My job today was greeted very nicely with kumar's talkshow. omg i tell u, he has gotta be the most talented speaker in singapore. so direct yet so humourous. but i think he's better off doing his drag queen style. sadly somebody from our sch looks like him. guess who? but kumar's obviously a walking lump of talent. here's so quote from his very own talkshow.

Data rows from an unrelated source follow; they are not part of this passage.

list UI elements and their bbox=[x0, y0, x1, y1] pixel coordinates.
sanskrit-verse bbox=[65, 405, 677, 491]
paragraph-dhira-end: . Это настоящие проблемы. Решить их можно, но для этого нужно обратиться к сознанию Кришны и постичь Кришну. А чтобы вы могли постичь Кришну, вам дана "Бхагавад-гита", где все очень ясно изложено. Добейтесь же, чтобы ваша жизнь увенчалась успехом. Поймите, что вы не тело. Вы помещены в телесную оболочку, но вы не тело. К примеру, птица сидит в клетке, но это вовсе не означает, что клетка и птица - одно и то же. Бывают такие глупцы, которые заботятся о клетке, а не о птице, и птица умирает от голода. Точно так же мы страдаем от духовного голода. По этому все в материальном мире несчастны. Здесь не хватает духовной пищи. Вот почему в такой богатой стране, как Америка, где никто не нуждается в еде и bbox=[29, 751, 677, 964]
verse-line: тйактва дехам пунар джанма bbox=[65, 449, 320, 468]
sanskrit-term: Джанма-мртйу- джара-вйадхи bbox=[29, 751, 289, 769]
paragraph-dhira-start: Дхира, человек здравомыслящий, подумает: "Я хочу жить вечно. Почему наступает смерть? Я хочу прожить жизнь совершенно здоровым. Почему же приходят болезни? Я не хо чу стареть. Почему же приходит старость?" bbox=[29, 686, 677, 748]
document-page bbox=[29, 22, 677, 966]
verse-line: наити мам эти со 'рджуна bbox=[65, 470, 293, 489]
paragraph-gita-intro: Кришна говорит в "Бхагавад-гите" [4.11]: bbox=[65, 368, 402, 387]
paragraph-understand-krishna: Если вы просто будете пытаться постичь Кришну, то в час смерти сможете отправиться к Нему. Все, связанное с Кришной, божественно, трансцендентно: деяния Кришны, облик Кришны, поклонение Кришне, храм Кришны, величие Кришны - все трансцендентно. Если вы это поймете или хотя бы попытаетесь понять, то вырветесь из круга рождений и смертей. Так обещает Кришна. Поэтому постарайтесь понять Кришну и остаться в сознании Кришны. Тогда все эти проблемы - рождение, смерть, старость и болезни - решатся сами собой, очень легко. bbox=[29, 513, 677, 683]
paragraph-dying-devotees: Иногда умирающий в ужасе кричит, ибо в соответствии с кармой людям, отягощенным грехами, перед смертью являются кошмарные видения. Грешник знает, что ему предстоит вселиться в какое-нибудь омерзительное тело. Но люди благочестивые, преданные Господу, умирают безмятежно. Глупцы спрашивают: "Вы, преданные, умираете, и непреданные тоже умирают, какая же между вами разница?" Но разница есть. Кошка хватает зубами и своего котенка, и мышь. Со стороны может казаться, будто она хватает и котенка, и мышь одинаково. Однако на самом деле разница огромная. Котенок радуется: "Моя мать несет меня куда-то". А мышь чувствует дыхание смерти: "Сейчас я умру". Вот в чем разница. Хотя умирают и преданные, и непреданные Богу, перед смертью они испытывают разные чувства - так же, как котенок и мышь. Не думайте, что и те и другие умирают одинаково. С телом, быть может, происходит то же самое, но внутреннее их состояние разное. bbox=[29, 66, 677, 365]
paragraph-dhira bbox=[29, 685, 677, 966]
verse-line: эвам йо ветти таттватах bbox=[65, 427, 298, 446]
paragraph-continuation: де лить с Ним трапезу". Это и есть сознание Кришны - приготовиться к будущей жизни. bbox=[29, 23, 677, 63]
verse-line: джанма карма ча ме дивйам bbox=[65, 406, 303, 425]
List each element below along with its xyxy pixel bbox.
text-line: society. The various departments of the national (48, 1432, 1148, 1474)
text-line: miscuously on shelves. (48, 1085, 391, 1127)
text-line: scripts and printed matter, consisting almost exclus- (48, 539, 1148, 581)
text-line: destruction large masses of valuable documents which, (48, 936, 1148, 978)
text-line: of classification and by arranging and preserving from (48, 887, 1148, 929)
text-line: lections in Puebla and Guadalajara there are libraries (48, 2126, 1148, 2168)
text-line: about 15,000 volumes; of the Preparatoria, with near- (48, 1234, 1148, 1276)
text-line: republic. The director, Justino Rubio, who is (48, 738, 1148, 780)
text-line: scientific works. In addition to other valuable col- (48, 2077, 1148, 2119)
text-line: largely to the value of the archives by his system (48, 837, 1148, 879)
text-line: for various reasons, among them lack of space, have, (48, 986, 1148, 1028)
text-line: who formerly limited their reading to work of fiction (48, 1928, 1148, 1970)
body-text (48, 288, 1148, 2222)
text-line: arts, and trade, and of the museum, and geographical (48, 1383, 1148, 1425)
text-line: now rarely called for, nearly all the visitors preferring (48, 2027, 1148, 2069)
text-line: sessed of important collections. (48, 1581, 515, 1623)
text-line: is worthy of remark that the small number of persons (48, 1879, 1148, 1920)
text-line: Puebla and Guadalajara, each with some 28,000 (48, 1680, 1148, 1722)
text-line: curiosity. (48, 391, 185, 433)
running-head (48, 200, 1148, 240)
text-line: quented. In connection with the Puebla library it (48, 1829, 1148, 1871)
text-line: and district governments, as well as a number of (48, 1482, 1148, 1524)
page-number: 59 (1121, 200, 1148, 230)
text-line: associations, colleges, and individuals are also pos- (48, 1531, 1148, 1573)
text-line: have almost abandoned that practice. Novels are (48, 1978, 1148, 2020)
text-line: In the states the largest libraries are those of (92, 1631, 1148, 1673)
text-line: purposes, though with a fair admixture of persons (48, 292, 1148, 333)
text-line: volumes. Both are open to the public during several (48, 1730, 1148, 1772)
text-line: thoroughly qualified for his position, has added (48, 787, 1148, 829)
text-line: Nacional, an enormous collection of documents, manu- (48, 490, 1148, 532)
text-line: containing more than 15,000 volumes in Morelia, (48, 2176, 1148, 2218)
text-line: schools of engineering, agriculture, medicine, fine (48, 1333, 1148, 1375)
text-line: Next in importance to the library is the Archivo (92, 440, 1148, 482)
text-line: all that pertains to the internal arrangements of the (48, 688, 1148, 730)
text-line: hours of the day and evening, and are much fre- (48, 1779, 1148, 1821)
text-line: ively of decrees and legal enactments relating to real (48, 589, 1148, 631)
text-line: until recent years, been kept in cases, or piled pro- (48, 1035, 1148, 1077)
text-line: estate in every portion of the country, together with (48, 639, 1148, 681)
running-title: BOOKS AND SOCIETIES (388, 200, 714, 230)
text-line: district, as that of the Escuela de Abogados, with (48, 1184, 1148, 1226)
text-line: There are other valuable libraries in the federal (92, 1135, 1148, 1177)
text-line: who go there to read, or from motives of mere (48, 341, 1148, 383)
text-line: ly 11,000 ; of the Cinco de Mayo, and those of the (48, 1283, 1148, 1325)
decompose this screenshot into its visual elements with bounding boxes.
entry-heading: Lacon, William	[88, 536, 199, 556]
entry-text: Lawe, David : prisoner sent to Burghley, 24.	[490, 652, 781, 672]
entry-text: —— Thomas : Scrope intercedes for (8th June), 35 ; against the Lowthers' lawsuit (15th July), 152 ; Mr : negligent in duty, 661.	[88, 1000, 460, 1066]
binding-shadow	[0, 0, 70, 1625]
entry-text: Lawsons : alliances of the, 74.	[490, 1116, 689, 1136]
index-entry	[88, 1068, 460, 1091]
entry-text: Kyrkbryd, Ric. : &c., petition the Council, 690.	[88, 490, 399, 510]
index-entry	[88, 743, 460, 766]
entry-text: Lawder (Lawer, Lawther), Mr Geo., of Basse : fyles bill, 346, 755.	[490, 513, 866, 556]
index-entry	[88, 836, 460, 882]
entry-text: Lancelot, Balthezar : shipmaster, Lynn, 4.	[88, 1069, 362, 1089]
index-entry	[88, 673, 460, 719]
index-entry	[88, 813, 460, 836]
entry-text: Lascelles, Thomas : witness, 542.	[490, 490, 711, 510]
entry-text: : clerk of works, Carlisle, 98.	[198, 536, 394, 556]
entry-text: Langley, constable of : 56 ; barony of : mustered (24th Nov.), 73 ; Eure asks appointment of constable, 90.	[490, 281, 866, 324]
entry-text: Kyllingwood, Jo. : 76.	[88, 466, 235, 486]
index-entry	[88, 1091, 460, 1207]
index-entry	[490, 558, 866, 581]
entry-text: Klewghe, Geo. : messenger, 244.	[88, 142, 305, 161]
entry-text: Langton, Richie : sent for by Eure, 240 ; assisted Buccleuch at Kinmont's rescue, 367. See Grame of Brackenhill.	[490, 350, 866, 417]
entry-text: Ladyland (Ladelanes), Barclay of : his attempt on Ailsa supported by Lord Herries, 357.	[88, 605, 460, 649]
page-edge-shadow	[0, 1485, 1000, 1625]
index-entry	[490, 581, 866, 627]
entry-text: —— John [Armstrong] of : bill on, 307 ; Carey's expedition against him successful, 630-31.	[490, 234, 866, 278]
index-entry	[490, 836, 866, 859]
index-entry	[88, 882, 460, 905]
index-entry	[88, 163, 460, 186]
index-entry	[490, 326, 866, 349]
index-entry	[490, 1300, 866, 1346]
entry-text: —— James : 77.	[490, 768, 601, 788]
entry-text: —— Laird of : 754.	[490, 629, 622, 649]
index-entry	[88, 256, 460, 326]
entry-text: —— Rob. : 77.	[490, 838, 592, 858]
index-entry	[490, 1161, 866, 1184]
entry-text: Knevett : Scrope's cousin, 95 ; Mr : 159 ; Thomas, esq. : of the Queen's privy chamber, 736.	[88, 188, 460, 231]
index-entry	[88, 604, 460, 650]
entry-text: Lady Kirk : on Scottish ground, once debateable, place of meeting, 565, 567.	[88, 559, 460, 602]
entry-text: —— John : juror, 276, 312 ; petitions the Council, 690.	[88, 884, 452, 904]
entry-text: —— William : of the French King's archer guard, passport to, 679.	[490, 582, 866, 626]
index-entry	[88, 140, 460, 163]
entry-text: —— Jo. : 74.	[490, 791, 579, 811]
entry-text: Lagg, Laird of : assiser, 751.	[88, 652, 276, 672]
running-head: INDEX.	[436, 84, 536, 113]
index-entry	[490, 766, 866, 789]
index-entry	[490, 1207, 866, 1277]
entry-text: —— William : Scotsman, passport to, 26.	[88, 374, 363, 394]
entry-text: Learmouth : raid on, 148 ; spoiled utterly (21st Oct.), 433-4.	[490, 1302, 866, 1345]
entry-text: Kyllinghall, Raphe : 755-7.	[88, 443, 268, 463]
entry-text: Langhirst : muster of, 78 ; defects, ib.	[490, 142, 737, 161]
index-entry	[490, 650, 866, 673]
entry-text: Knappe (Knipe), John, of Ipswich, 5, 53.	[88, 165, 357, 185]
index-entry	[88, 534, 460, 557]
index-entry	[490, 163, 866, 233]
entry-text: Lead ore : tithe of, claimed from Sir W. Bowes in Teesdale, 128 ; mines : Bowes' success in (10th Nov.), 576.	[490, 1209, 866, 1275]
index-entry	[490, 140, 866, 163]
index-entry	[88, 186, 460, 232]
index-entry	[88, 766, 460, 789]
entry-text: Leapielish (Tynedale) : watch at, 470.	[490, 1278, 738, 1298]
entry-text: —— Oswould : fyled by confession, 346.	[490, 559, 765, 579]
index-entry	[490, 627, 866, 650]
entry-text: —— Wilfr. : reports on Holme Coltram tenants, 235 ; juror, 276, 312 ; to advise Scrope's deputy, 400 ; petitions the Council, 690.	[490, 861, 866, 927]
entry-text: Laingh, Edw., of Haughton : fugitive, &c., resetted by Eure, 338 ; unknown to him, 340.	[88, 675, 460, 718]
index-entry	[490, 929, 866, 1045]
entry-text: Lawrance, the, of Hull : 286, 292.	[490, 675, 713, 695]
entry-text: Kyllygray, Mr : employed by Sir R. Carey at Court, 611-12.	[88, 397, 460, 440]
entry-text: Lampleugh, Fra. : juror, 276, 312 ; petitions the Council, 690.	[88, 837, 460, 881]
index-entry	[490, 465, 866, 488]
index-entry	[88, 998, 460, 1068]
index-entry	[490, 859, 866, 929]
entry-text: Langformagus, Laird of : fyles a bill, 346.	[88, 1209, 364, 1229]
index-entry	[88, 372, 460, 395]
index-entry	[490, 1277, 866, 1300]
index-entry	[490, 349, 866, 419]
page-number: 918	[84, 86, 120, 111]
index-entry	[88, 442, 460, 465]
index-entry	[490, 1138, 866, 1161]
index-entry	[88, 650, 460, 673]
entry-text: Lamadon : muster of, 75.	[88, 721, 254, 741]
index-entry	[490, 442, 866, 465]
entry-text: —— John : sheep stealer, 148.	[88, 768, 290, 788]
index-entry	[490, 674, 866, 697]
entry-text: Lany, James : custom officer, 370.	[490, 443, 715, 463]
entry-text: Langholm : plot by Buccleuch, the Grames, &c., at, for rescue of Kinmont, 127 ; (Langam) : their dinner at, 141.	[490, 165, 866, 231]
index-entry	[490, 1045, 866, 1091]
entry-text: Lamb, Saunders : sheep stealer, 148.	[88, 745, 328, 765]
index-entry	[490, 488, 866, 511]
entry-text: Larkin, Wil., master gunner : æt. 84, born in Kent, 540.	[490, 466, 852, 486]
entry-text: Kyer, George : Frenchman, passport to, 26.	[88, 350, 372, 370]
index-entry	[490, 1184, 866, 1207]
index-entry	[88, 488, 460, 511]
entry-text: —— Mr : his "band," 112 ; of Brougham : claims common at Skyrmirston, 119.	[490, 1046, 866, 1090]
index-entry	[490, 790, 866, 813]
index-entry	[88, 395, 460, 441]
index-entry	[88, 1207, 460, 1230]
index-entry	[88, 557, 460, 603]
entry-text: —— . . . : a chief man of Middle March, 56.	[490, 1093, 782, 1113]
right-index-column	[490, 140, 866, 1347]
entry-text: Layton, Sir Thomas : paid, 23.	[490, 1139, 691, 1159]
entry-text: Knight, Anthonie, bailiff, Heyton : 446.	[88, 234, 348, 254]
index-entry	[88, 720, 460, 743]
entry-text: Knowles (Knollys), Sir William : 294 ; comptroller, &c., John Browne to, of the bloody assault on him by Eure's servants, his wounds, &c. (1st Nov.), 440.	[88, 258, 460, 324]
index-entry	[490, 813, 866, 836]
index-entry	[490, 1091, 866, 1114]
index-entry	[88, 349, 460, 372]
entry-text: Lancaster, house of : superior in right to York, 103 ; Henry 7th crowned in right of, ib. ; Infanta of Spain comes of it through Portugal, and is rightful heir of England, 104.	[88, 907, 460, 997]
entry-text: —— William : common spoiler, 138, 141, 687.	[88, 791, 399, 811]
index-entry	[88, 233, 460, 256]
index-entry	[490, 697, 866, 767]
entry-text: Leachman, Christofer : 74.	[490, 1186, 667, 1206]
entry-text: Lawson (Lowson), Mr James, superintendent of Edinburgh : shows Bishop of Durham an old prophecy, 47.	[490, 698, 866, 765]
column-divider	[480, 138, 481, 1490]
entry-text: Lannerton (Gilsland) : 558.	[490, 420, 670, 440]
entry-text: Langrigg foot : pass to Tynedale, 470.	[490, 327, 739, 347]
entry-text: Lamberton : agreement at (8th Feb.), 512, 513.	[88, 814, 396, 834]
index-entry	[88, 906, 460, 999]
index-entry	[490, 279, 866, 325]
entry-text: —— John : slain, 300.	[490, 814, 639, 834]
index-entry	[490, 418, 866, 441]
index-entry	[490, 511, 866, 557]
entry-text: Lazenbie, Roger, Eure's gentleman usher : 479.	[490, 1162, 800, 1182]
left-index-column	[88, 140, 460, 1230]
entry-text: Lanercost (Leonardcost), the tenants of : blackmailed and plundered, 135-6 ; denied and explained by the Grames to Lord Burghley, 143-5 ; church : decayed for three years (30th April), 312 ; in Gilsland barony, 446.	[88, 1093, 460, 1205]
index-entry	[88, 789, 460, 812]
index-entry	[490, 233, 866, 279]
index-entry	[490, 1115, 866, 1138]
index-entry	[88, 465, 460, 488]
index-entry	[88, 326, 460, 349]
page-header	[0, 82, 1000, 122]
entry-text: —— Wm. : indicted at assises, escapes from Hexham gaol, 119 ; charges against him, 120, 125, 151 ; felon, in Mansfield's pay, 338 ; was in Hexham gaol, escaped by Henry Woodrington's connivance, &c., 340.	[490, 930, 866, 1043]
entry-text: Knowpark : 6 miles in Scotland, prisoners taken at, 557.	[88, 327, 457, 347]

On intellectuals(meaning people) '... I tell u we the indians are definitely the most intellectual ppl around. if u don understand anything i say later, pls ask the indians, and if u don't understand why silly indians laugh to my words, simply follow blindly.' '...don understand any of wadever is happening here? migrate to johor, they're much slower just like u.' '... singapore such a chinese city now but do u know it's actualli a malay country actualli? see malays don know because they're abit slow, but they're developing, like johor. we indians know that u see. intellectuals!'
On politics 'singapore onli has 3 powerful indians around, Pres Nathan, Minister of education, and me...' '...i'm legally certified u know' 'im gonna become he next president on 2010, u see ppl support me. life's gonna be easier when i be e pres, cuz u know in the office u're suppose to hang a phote of pres and wife rite? when i become pres, u just need to hang a photo of me without makeup(when kumar's still a man) and a photo of me with makeup(kumar become 'woman')' 'imma have open house at istana everyday when im the pres and durin national da, i reward the entire country with money.'
On people interrupting his talkshow 'eh shut up. when i talk, u don talk cuz im one of the powerful indians around'
On singapore '..know wad? america have 911 as their national disaster, singapore just need 1 stupid nicoll highway to collapse and it is national disaster. but know wad? i think singapore's national disaster is Ms singapore universe. all the ugly girls join and fight for the stupid tiara while the pretty girls work at factory rite?..' '...then when ms singapore universe compete in the ms universe title, they wear literally swimsuit when it's the 'swimsuit' category, other country wear 2 piece(bikini and panti) whilst singapore wear 1 piece. look like what u know? ha gao and siew mai.' '...when brazil ladies come out, woa viewership soar like no one's business but when singapore ladies come out, switch channel.' '..we will nv have world peace with ugly girls around'
On airlines '..i tell u, nv take indian airline because the air stewardess is as old as ur ah ma and walks as if there is a vibrator between their leg shaking non-stop. forget to off la.' '..last time singapore airlines girl 'teh teh' super big. pour tea to guys rite? woa the guys ask more more more. not their 'teh teh' shrink, pour tea, the guy say wa suay sia faster faster.'
On Merz '...merz is actualli engineered by the germans but it is the americans who marketed it till it's height, the malays sell it, chinese drive it and we indians? wash it.'
On sex '..i tell u ar the malay guys ai yo, like carpet fur down there super clean, indians like forest sia, so whenever u do that, don off the light, cant see where to aim. chinese, nothing to say. don believe ask the guy next to u to pull down his pants.' '..when chinese girls hv sex, they lie down like corpse, no sound. cannot shake or else, leg break hand break. malays girls? they just keep moaning butoh butoh jolot la sini! then indian, scream like no one business. u know wad race is the best race to have sex with? the ang moh. they very enthu. they go keep it comin baby up here darling!' '... i come from a damn horny family, my parents are 80+ yet they're still having sex. my mother, seeing that my father cannot erect right? she spray hair spray on that part to make it stand u know.' '..i tell u ar. singapore girls teh teh so small. know why it look so big? because of these!(as kumars pick out a sponge padding from his chest)See. that's why it looks like sponge cakes. don believe go touch the girl beside u.' '...and malays, u're not suppose to use condoms rite? it's against the religion. use pandan leafs. exotic somemore.'
On camels '..the last time i rode a camel, it refuse to move. wonder if it was homophobic or wad. so i came down from the camel. the lady-in-charge decided to tickle the camel as its private part and it rode off leaving me behind! i ask the other guy if he cld tickle my part as well so i cld chase after the camel.'
It's god damn funny i tell u. he's the best! ROCK ON KUMAR. jester...
the above re-enactment are simply qoutes from wad i heard during his talk show. it represents no definite stand from either of the part(me and kumar). it's plainly entertainment purposes.
Big brother's watching blogosphere. better clarify.